Dodgeball in gym class…
because life wasn’t already hard enough when I was 12.
*puts eight small cups of urine on the nurse’s station*
Nurse: We only need one.
*puts seven small cups of urine in my purse*
I was 16 when I first saw a dream-catcher, but back then everyone called them school careers advisors
My wife told me to get a real job or pack my bags!
What an idiot! Who threatens someone with a vacation???
10% awake: monsters are real!!!
60%: do we have rats?
100%: goddamn that cat
Last year my husband and I both gave each other NyQuil for Christmas. I’m just not sure we are going to be able to top the gift of sleep this year.
Got McDonald’s today and when I was handed my soda the cup inexplicably cracked and spilled all over me so sometimes I really wonder if my ancestors offended a witch.
Wolverine: [sharpening his claws] so what’s your super power?
Me: I am good at rearranging letters to form new words
Wine lover: [taking a sip of merlot] I’ll drink to that
“Keep it in your pants!”
-Original marketing slogan for cargo shorts.
I turn hot dog water into ice cubes for house guests I don’t like
Husband: so are we self isolating now?
Me: there’s no ‘we’ in ‘self isolate’, you know where the shed is!
The bad news: climate change threatens 1 in every 4 species with extinction.
The good news: you’re one of them.
I bet the kids who TP’d my yard last night and didn’t know that toilet paper was on my grocery list, feel pretty stupid right about now
Whoever coined the term sticktoitiveness really got away with some bullshit there
“Hey honey”
*drags a cigarette*
“have you ever”
*drinks some scotch*
“slept with a guy”
*sucks a lollipop*
“with three arms?”
What idiot called them dog tags instead of collar ID
TV Ad: Do you wanna watch a show that smartly satirizes the complete corporatization of American institutions and skewers the bureaucracy of large companies? Watch “The Boys!”
Me: Heck yeah
TV Ad: Streaming now on Amazon Prime™️
Me: Wait a second
I won’t get excited until Twitter adds a button that lets me correct mistakes in other people’s tweets.

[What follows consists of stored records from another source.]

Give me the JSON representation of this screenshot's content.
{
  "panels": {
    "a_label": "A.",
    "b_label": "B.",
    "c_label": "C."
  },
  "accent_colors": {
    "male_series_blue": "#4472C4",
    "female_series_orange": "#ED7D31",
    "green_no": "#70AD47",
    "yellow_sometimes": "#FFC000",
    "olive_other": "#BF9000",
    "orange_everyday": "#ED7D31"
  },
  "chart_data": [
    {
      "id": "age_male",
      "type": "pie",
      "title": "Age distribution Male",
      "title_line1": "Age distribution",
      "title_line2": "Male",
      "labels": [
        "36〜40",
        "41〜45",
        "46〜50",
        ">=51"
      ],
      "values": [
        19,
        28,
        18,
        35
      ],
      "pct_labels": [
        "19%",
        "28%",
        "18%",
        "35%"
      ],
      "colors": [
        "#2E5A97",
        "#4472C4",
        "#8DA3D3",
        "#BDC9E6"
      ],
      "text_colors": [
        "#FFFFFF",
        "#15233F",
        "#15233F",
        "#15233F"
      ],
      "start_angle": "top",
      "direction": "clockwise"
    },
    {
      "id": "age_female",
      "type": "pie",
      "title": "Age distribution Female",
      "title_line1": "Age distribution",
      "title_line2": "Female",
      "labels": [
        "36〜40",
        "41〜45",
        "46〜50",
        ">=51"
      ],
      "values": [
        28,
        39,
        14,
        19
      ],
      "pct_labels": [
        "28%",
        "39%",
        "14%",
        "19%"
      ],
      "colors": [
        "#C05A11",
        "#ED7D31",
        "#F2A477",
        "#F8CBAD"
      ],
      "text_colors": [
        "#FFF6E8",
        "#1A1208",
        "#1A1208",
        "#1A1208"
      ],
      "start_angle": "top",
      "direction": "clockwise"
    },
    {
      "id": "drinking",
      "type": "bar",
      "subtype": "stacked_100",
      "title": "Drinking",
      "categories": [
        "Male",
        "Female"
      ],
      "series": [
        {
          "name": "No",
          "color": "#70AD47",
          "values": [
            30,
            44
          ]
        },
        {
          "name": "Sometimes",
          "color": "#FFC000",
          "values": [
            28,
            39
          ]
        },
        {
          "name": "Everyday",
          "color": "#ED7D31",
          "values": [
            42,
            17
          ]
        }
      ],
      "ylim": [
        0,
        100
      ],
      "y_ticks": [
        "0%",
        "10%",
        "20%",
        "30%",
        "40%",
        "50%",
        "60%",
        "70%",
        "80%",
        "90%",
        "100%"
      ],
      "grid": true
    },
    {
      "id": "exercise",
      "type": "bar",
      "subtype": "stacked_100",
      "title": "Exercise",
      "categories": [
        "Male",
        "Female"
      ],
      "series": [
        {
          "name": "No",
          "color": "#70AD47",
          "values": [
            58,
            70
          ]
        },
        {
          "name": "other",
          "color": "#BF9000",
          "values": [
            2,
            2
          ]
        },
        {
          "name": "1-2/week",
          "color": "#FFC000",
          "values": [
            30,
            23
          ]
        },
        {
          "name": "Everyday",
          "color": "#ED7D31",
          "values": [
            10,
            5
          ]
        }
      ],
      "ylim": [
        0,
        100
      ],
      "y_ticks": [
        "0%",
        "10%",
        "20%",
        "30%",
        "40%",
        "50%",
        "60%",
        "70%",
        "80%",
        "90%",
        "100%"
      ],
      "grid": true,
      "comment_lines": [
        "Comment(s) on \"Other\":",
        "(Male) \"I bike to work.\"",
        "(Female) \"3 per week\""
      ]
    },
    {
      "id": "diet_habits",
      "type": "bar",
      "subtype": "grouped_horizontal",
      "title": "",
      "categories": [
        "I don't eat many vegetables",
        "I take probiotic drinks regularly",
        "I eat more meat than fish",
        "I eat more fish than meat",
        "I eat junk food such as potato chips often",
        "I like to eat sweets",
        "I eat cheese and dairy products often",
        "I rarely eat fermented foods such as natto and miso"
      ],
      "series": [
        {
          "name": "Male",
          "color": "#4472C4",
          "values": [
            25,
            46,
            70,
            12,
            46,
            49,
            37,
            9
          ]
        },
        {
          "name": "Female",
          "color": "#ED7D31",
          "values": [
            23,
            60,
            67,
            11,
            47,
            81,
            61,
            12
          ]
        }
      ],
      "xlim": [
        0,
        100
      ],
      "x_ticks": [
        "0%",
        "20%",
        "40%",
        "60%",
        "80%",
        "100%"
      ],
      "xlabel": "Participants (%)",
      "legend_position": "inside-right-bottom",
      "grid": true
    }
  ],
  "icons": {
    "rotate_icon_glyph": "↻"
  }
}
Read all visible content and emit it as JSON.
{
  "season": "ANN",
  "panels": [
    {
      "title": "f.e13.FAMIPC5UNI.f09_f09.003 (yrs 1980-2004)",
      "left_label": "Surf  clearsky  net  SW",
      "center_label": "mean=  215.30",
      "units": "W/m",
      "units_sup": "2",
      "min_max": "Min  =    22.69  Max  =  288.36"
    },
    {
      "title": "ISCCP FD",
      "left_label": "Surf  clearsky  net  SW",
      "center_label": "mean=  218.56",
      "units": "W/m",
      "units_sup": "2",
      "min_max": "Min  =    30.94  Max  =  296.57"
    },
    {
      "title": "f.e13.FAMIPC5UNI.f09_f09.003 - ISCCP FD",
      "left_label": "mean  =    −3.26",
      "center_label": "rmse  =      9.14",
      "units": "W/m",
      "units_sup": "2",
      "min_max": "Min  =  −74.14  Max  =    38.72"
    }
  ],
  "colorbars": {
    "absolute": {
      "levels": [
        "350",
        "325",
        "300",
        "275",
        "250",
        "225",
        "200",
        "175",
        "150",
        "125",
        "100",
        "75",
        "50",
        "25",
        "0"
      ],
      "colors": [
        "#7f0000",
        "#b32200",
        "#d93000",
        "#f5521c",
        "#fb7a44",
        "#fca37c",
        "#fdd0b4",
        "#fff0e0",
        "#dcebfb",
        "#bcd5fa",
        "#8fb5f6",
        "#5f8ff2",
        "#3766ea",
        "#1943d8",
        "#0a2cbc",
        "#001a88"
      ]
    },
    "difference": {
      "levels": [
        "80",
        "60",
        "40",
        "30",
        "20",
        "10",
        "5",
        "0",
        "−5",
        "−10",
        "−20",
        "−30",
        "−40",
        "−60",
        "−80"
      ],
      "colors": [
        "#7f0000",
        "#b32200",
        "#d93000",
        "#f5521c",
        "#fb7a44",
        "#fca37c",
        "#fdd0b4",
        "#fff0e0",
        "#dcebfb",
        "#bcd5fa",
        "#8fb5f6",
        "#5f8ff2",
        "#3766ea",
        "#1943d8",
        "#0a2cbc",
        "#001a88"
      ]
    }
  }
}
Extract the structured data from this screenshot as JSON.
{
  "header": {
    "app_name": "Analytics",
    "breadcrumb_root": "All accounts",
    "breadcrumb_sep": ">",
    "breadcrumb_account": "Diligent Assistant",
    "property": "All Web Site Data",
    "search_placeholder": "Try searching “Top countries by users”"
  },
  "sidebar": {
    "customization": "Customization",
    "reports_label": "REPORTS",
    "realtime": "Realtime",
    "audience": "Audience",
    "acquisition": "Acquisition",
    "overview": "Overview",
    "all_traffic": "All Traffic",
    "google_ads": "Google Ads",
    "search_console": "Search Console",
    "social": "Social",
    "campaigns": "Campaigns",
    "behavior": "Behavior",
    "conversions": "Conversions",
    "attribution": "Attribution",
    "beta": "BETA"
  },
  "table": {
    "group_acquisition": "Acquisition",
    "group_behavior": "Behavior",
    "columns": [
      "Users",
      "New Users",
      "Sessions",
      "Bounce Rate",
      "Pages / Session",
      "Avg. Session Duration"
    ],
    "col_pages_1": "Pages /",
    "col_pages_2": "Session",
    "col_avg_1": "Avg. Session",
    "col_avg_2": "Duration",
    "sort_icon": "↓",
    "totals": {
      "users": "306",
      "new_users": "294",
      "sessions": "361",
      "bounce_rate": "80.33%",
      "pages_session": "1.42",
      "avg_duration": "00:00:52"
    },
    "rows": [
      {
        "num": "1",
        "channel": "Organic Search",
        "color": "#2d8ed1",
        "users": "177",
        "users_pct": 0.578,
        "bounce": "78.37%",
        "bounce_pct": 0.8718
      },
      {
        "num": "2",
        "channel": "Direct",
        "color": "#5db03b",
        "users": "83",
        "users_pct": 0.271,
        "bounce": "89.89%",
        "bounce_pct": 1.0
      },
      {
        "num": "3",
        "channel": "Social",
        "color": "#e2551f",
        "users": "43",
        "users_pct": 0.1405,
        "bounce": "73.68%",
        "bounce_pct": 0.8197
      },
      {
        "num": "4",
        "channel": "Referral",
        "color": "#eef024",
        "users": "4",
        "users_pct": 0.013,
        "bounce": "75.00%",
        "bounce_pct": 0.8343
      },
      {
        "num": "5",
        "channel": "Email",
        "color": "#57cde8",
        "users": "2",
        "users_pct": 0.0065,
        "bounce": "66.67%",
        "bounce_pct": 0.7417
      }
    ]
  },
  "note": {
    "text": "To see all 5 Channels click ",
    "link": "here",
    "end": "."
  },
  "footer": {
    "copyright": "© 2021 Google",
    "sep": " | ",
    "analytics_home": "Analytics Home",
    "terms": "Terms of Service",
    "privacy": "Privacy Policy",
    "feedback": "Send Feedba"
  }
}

Calling peoples opinions of me “fan theories “
[The inventor of the hot air balloon]
You know what we need under this hot blazing fire, a wicker basket
[FIRST DATE]
ME (Struggling to make conversation): …tell me about a time you worked well as part of a team.
Imagine my dismay when I found out she wasn’t joking about owning a lie detector machine
MARATHON RUNNER: [breaks through ribbon at finish line]
GUY WHO LOVES MARATHONS: Hooray
GUY WHO LOVES RIBBONS: What the shit
To be fair to Justin Bieber if I had more than $75 I would act the way he does
PRIEST: What is your view on celibacy?
ME: I thought her vocal performance on Goldfinger was outstanding.
Wife is painting the upstairs bedrooms. It’s not in my nature to sit still while she slaves away so I went up and complained about the color
Yes, go ahead and verify my pictures, Tinder. Because so many people out there would pretend to look like this on purpose.
In my meager defense, I was in no way aware the gingerbread houses were entries in a contest.